The mornings are best for me. The candles, the first perks of the coffee maker, all join me in praise of God. The sun will rise in the east. God arises this morning. And I reach out in faith.

"Thank you."

Posted by tripp at August 16, 2007 05:51 AM
Comments

I know the struggle with prayer. Though the structure of the prayer life of the community doesn't let me long neglect prayer. You are and will be in my prayers.
I do also very much relate to Merton on this.

Posted by: Larry at August 16, 2007 12:14 PM

I've not been praying lately either, save for the Rosary.

I've got a too-full-yet-too-empty feeling right now, a kind of spiritual can't-eat-cause-I'm-too-constipated feeling.

And yet, the first inklings of a fledgling project have come today.

Posted by: Jorge Sanchez at August 16, 2007 01:10 PM

I really like this post, Tripp. And like Larry and Jorge, I identify with it very much, too.

I always feel like I can't write unless I pray a lot first. And not just right before I write (ha, that sounds funny!), but for weeks beforehand. As if the Spirit won't actually speak through unless I'm already made fit via prayer. So actually, with all these writing projects this summer, I've been doin' okay with the regularity of prayer.

But I do miss frequent corporate prayer very much, and by far, that's what I'm looking forward to most this school year (e.g.

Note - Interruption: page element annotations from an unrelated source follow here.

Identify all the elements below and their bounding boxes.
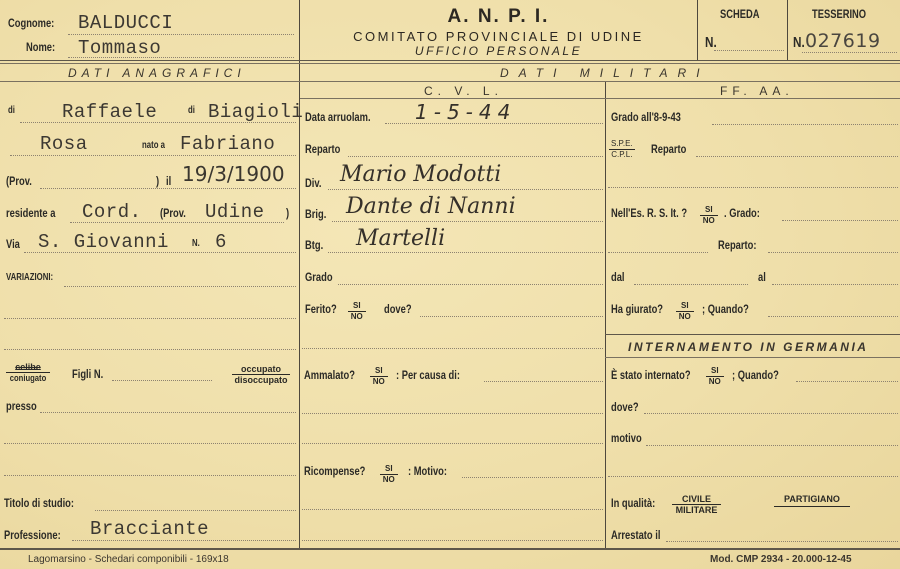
presso-label: presso: [6, 399, 37, 413]
variazioni-label: VARIAZIONI:: [6, 272, 53, 283]
variazioni-line-2: [4, 318, 296, 319]
grado-label: Grado: [305, 270, 333, 284]
internato-si-no: SI NO: [706, 366, 724, 387]
nato-label: nato a: [142, 140, 165, 151]
tesserino-label: TESSERINO: [812, 7, 866, 21]
cvl-blank-line-4: [302, 509, 603, 510]
giurato-quando-label: ; Quando?: [702, 302, 749, 316]
ffaa-blank-line: [608, 187, 898, 188]
divider-header-right: [697, 0, 698, 60]
org-title: A. N. P. I.: [300, 6, 697, 28]
grado-line: [338, 284, 603, 285]
ffaa-reparto-line: [696, 156, 898, 157]
variazioni-line-1: [64, 286, 296, 287]
res-prov-value: Udine: [205, 201, 265, 223]
occupato: occupato: [232, 364, 290, 375]
spe-cpl: S.P.E. C.P.L.: [609, 139, 635, 160]
data-arruolam-value: 1-5-44: [415, 100, 516, 124]
professione-line: [72, 540, 296, 541]
scheda-line: [714, 50, 784, 51]
org-office: UFFICIO PERSONALE: [300, 44, 697, 58]
header-rule-bottom: [0, 63, 900, 64]
genitori-line: [20, 122, 296, 123]
internamento-dove-line: [644, 413, 898, 414]
al-label: al: [758, 270, 766, 284]
madre-prefix: di: [188, 105, 195, 116]
internamento-dove-label: dove?: [611, 400, 639, 414]
stato-civile-value: coniugato: [9, 373, 46, 383]
nome-value: Tommaso: [78, 37, 161, 59]
rsi-reparto-line-left: [608, 252, 708, 253]
madre-nome: Rosa: [40, 133, 88, 155]
residente-value: Cord.: [82, 201, 142, 223]
internato-quando-line: [796, 381, 898, 382]
ffaa-grado-line: [712, 124, 898, 125]
anag-blank-line-1: [4, 443, 296, 444]
tesserino-line: [802, 52, 897, 53]
stato-civile: celibe coniugato: [6, 362, 50, 383]
al-line: [772, 284, 898, 285]
giurato-label: Ha giurato?: [611, 302, 663, 316]
motivo-line: [462, 477, 603, 478]
prov-close: ): [156, 174, 159, 188]
dove-label: dove?: [384, 302, 412, 316]
cvl-blank-line-5: [302, 540, 603, 541]
numero-label: N.: [192, 238, 200, 249]
rsi-si-no: SI NO: [700, 205, 718, 226]
header-rule-top: [0, 60, 900, 61]
arrestato-line: [666, 541, 898, 542]
numero-value: 6: [215, 231, 227, 253]
ffaa-reparto-label: Reparto: [651, 142, 686, 156]
cognome-label: Cognome:: [8, 16, 54, 30]
professione-value: Bracciante: [90, 518, 209, 540]
motivo-label: : Motivo:: [408, 464, 447, 478]
cvl-blank-line-3: [302, 443, 603, 444]
nascita-line: [10, 155, 296, 156]
rsi-reparto-label: Reparto:: [718, 238, 756, 252]
dal-line: [634, 284, 748, 285]
internato-no: NO: [709, 377, 721, 387]
brig-label: Brig.: [305, 207, 326, 221]
nome-label: Nome:: [26, 40, 55, 54]
internato-label: È stato internato?: [611, 368, 691, 382]
cvl-blank-line-1: [302, 348, 603, 349]
residente-line: [70, 222, 284, 223]
section-ffaa: FF. AA.: [720, 84, 794, 98]
cognome-value: BALDUCCI: [78, 12, 173, 34]
disoccupato: disoccupato: [232, 375, 290, 385]
internamento-blank-line: [608, 476, 898, 477]
internamento-motivo-line: [646, 445, 898, 446]
rsi-si: SI: [700, 205, 718, 216]
dove-line: [420, 316, 603, 317]
ammalato-si: SI: [370, 366, 388, 377]
btg-label: Btg.: [305, 238, 323, 252]
reparto-label: Reparto: [305, 142, 340, 156]
giurato-si: SI: [676, 301, 694, 312]
ricompense-label: Ricompense?: [304, 464, 365, 478]
rsi-grado-line: [782, 220, 898, 221]
anag-blank-line-2: [4, 475, 296, 476]
ricompense-no: NO: [383, 475, 395, 485]
rsi-no: NO: [703, 216, 715, 226]
ricompense-si: SI: [380, 464, 398, 475]
nome-line: [68, 57, 294, 58]
padre-prefix: di: [8, 105, 15, 116]
arrestato-label: Arrestato il: [611, 528, 660, 542]
internamento-motivo-label: motivo: [611, 431, 642, 445]
militare: MILITARE: [676, 505, 718, 515]
via-line: [24, 252, 296, 253]
brig-value: Dante di Nanni: [346, 194, 516, 219]
dal-label: dal: [611, 270, 625, 284]
btg-line: [328, 252, 603, 253]
div-label: Div.: [305, 176, 321, 190]
section-rule: [0, 81, 900, 82]
partigiano: PARTIGIANO: [774, 494, 850, 507]
stato-civile-struck: celibe: [6, 362, 50, 373]
div-value: Mario Modotti: [340, 162, 501, 187]
section-internamento: INTERNAMENTO IN GERMANIA: [628, 340, 868, 354]
civile-militare: CIVILE MILITARE: [672, 494, 721, 515]
scheda-n-label: N.: [705, 34, 717, 51]
footer-rule: [0, 548, 900, 550]
res-prov-close: ): [286, 206, 289, 220]
btg-value: Martelli: [356, 226, 445, 251]
ffaa-grado-label: Grado all'8-9-43: [611, 110, 681, 124]
data-arruolam-line: [385, 123, 603, 124]
tesserino-n-label: N.: [793, 34, 805, 51]
nato-value: Fabriano: [180, 133, 275, 155]
ferito-label: Ferito?: [305, 302, 337, 316]
prov-line: [40, 188, 296, 189]
per-causa-line: [484, 381, 603, 382]
per-causa-label: : Per causa di:: [396, 368, 460, 382]
prov-label: (Prov.: [6, 174, 32, 188]
data-arruolam-label: Data arruolam.: [305, 110, 371, 124]
ammalato-label: Ammalato?: [304, 368, 355, 382]
occupazione: occupato disoccupato: [232, 364, 290, 385]
section-dati-militari: DATI MILITARI: [500, 66, 710, 80]
div-line: [328, 189, 603, 190]
giurato-si-no: SI NO: [676, 301, 694, 322]
ferito-no: NO: [351, 312, 363, 322]
ammalato-si-no: SI NO: [370, 366, 388, 387]
subsection-rule: [300, 98, 900, 99]
internato-si: SI: [706, 366, 724, 377]
via-value: S. Giovanni: [38, 231, 169, 253]
internamento-rule-bottom: [605, 357, 900, 358]
section-dati-anagrafici: DATI ANAGRAFICI: [68, 66, 246, 80]
cvl-blank-line-2: [302, 413, 603, 414]
internato-quando-label: ; Quando?: [732, 368, 779, 382]
ammalato-no: NO: [373, 377, 385, 387]
scheda-label: SCHEDA: [720, 7, 760, 21]
padre-value: Raffaele: [62, 101, 157, 123]
rsi-reparto-line: [768, 252, 898, 253]
residente-label: residente a: [6, 206, 55, 220]
titolo-studio-line: [95, 510, 296, 511]
giurato-no: NO: [679, 312, 691, 322]
internamento-rule-top: [605, 334, 900, 335]
ricompense-si-no: SI NO: [380, 464, 398, 485]
anpi-personnel-card: Cognome: BALDUCCI Nome: Tommaso A. N. P.…: [0, 0, 900, 569]
tesserino-value: 027619: [805, 30, 881, 52]
variazioni-line-3: [4, 349, 296, 350]
qualita-label: In qualità:: [611, 496, 655, 510]
rsi-label: Nell'Es. R. S. It. ?: [611, 206, 687, 220]
brig-line: [332, 221, 603, 222]
figli-label: Figli N.: [72, 367, 103, 381]
divider-header-left: [299, 0, 300, 548]
footer-model: Mod. CMP 2934 - 20.000-12-45: [710, 554, 852, 565]
figli-line: [112, 380, 212, 381]
via-label: Via: [6, 237, 20, 251]
section-cvl: C. V. L.: [424, 84, 503, 98]
ferito-si-no: SI NO: [348, 301, 366, 322]
divider-scheda-tesserino: [787, 0, 788, 60]
cognome-line: [68, 34, 294, 35]
data-nascita: 19/3/1900: [182, 162, 285, 186]
professione-label: Professione:: [4, 528, 61, 542]
cpl: C.P.L.: [611, 150, 632, 160]
madre-value: Biagioli: [208, 101, 303, 123]
org-subtitle: COMITATO PROVINCIALE DI UDINE: [300, 29, 697, 44]
ferito-si: SI: [348, 301, 366, 312]
titolo-studio-label: Titolo di studio:: [4, 496, 74, 510]
reparto-line: [348, 156, 603, 157]
il-label: il: [166, 174, 171, 188]
civile: CIVILE: [672, 494, 721, 505]
footer-printer: Lagomarsino - Schedari componibili - 169…: [28, 554, 229, 565]
giurato-quando-line: [768, 316, 898, 317]
spe: S.P.E.: [609, 139, 635, 150]
divider-cvl-ffaa: [605, 82, 606, 548]
rsi-grado-label: . Grado:: [724, 206, 760, 220]
org-header: A. N. P. I. COMITATO PROVINCIALE DI UDIN…: [300, 6, 697, 58]
presso-line: [40, 412, 296, 413]
res-prov-label: (Prov.: [160, 206, 186, 220]
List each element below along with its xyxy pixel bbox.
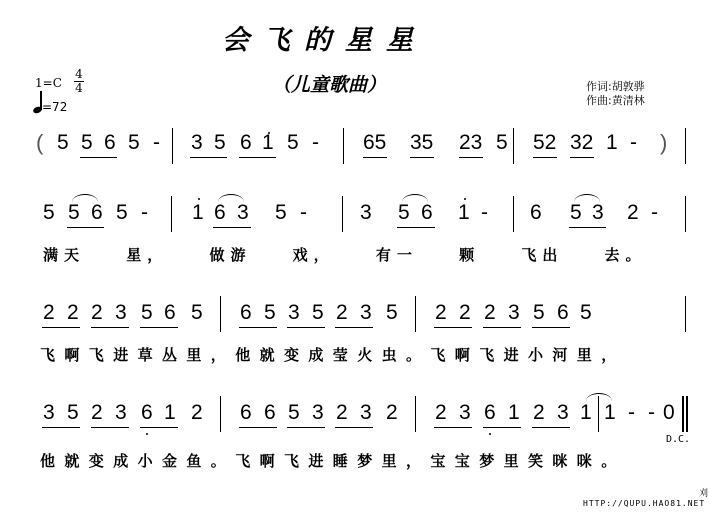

Daily Offices at Seabury).

Posted by: Emily at August 17, 2007 11:23 AM

did you catch my post on this topic more prayering....sigh, big sigh...

Posted by: mompriest at August 17, 2007 08:24 PM

I think I understand. Acedia can hit anybody - even ministers get the blues (as well as having to watch out for burn-out).

When very, very busy or when I'm poorly - for example moving house three weeks ago and the hernia surgery yesterday caused by that! - sometimes I can't concentrate enough to pray the office either. The Angelus and especially the Rosary are my mainstays on those days.

(This evening my pain-killing pill - with both an opiate and the active ingredient of Tylenol - is doing its work and I'm back to the office.)

I think what you've got is an icon corner or icon wall - an iconostasis is a screen with an altar behind it!

Sometimes when you're all wrung out just lighting a candle is what you need.